Ben is a software engineer who works on X-Plane; he spends most of his days drinking coffee and swearing at the computer -- sometimes at the same time.

4 comments on “The News

  1. Good news! How’d you get to be so darn yet uncontagiously eloquent!? Your style of writing doesn’t emerge quickly from a typical brain (although there is no such beast). Please tell me you spend some time editing before posting – like 15-minutes or so.

  2. I own X-Plane and without question X-Plane produces great aircraft & accurate aerodynamic/handling models, however it is not [yet] my primary flt sim of choice. As a long time MSFS user there are two significant elements that deter me from making the swap to X-Plane at the moment.

    The World
    I have a huge amount of time & money invested in the environment in which i fly; the scenery, terrain mesh, textures, and weather. For me the world in which i fly is of equal importance to the realism of the aircraft/systems. X-Plane does not yet come close to matching the scale & detail avaialble in MSFS. I realise that scenery is likely a matter of licensing rights, but if there is any way you can obtain the MFSF scenery class rights and /or create some form of conversion tool so we could bring our existing 'world' to X-Plane then that would be fantastic.

    Commercial Add-on’s
    I almost exclusively fly PMDG/Level-D aircraft. I also utilise many of the add-on programs that work with these. I understand securing outside commercial support is all about having viable marktet share to ensure return on their investment, but even the announcement of such partnership/future development would entice. I would imagine now is a favourable time for X-Plane to start courting these companies.

    At present there is no imminent reason for MSFS users to make the swap. The closure of ACES does not mean that our programs suddenly stop working, but get both of the above and you will have a very attractive proposition for mass transition to X-Plane.

    What follows then is the phenominal support of tens of thousands of freeware developers & enthusiasts who are the people that truely have the power to make X-Plane the defacto flight sim.

    Regards & Good luck,
    Rod

  3. Rod — the issues you bring up are ones we hear about a lot…since FS X came out (and raised hw requirements), users have been steadily looking at X-Plane, but often it comes down to a particular add-on.

    When it comes to airport scenery, the conversion path is simplest; Jonathan Harris wrote a really good converter for MSFS BGL-based scenery; visit X-Plane.org’s scenery forum to see the threads on this tool. For mesh scenery the conversion is non-trivial.

    Unfortunately, airplanes probably represent the hardest conversion — a PMDG airplane is filled with MSFS specific code, and is intimately tied into the MSFS SDKs, even if it does replace a huge amount of the core sim.

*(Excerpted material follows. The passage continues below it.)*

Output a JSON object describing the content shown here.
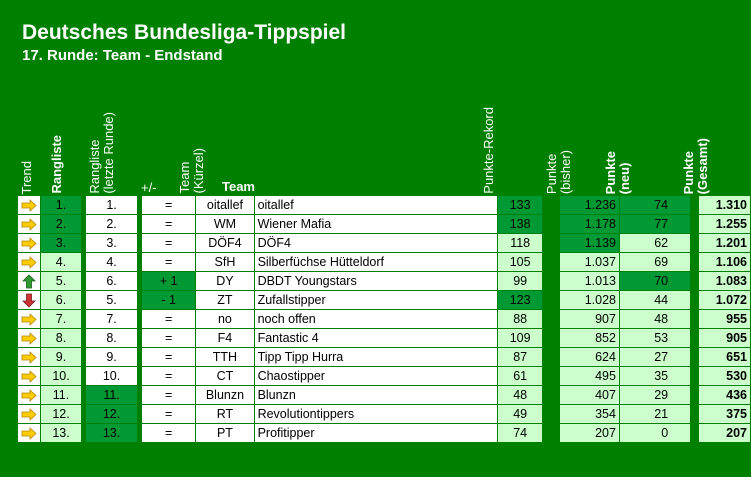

    I have no doubt that that level of airplane is possible in X-Plane, but would PMDG want to port? I don’t know…the concern I hear repeatedly from MS third party companies is: market share; they want to target the widest available platform.

  4. Something I’m quickly learning about scenery for both MSFS folks and X-Planers alike, is that they don’t want better-looking scenery, they want BETTER scenery — as in satellite textures.

    Of course this might be prohibitively expensive, but thousands of Tileproxy users can’t be wrong; you just can’t beat the real thing.